Boston Police Commissioner
- In office 1934–1936
- Preceded by: Joseph J. Leonard
- Succeeded by: Joseph F. Timilty

Boston Fire Commissioner
- In office 1933–1934
- Preceded by: Edward F. McLaughlin
- Succeeded by: Edward F. McLaughlin

Personal details
- Born: September 1, 1880 Marlborough, Massachusetts
- Died: January 21, 1946 (aged 65) West Roxbury
- Alma mater: Manhattan College

= Eugene M. McSweeney =

American public safety official (1880-1946)

Eugene M. McSweeney (September 1, 1880 – January 21, 1946) was an American public safety official who served as Massachusetts Commission of Public Safety and Boston's police and fire commissioner.

==Early life==
McSweeney was born on September 1, 1880, in Marlborough, Massachusetts. He attended public school in Marlborough and Manhattan College in New York.

==Journalism==
McSweeney began his career with the Boston Traveler. He then worked for the Hearst organization from 1910 to 1923. He then organized the Eugene M. McSweeney Advertising Agency. Six years later he returned to Hearst as circulation manager and assistant publisher for the Boston Record and American.

==City of Boston==
===Fire commissioner===
In October 1933, fire commissioner Edward F. McLaughlin resigned in order to support Frederick Mansfield for Mayor. Mayor James Michael Curley chose McSweeney to replace McLaughlin. Mansfield won the election and McSweeney was replaced as fire commissioner in January 1934.

===Police commissioner===
In February 1934, Curley, now Governor of Massachusetts, removed Joseph J. Leonard from the office of police commissioner and replaced him with McSweeney. On November 25, 1936, Curley removed McSweeney from office on the grounds that McSweeney was protecting racketeers.

==Commonwealth of Massachusetts==
In 1937, Governor Charles F. Hurley made McSweeney chairman of the Massachusetts Development and Industrial Commission. As a member of the commission, McSweeney organized a promotional campaign to bring manufacturing plants to the state.

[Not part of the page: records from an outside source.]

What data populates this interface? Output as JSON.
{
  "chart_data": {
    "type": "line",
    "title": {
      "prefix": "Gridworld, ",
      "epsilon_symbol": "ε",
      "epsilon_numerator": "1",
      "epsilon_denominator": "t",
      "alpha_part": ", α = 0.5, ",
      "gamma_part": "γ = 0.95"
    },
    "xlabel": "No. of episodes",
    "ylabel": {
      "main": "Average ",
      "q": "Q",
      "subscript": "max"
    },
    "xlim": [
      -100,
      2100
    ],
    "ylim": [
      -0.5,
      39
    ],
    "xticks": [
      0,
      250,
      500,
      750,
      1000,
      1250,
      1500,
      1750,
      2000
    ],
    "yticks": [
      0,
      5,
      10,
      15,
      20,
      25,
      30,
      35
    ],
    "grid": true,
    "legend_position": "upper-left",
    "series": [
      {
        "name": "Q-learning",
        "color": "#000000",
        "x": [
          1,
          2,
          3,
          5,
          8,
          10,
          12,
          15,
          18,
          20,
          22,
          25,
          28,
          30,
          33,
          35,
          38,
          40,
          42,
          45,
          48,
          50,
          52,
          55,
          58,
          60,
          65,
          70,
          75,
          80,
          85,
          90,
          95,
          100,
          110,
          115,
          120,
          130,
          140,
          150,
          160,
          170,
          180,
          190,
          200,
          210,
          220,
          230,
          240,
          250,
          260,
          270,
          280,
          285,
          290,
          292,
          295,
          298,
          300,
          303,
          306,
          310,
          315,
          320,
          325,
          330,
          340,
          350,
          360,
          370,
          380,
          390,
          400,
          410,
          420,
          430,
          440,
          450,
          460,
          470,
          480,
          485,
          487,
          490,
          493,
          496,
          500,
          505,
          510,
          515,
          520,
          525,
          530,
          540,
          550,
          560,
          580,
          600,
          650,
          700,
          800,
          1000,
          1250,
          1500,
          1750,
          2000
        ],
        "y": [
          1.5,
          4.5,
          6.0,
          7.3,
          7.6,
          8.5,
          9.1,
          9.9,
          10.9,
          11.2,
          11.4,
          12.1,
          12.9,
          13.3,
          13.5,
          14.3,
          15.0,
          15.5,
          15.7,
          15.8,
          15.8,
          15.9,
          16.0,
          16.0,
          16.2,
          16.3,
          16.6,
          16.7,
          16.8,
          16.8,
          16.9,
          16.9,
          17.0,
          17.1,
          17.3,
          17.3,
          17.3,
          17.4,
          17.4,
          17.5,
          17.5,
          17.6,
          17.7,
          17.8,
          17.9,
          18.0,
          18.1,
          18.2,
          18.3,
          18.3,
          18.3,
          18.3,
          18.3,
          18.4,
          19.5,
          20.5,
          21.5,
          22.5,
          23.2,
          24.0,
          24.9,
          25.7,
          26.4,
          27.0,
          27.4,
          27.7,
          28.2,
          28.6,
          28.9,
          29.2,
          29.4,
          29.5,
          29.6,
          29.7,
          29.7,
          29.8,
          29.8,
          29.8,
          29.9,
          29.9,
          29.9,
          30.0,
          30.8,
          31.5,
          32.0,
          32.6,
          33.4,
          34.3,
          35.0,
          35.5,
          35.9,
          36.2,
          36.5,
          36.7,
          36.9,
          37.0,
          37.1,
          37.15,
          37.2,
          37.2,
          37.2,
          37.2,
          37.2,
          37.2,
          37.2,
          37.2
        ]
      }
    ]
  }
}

In December 1937, Hurley appointed Paul G. Kirk Sr. to a judgeship on the Suffolk County Superior Court and chose McSweeney to replace him as Public Safety Commissioner. In December 1941, Republican governor Leverett Saltonstall reappointed McSweeney. However, due to serious illness, John F. Stokes served as acting commissioner from December 1941 until McSweeney's resignation in March 1943. McSweeney died on January 21, 1946, at his home in West Roxbury.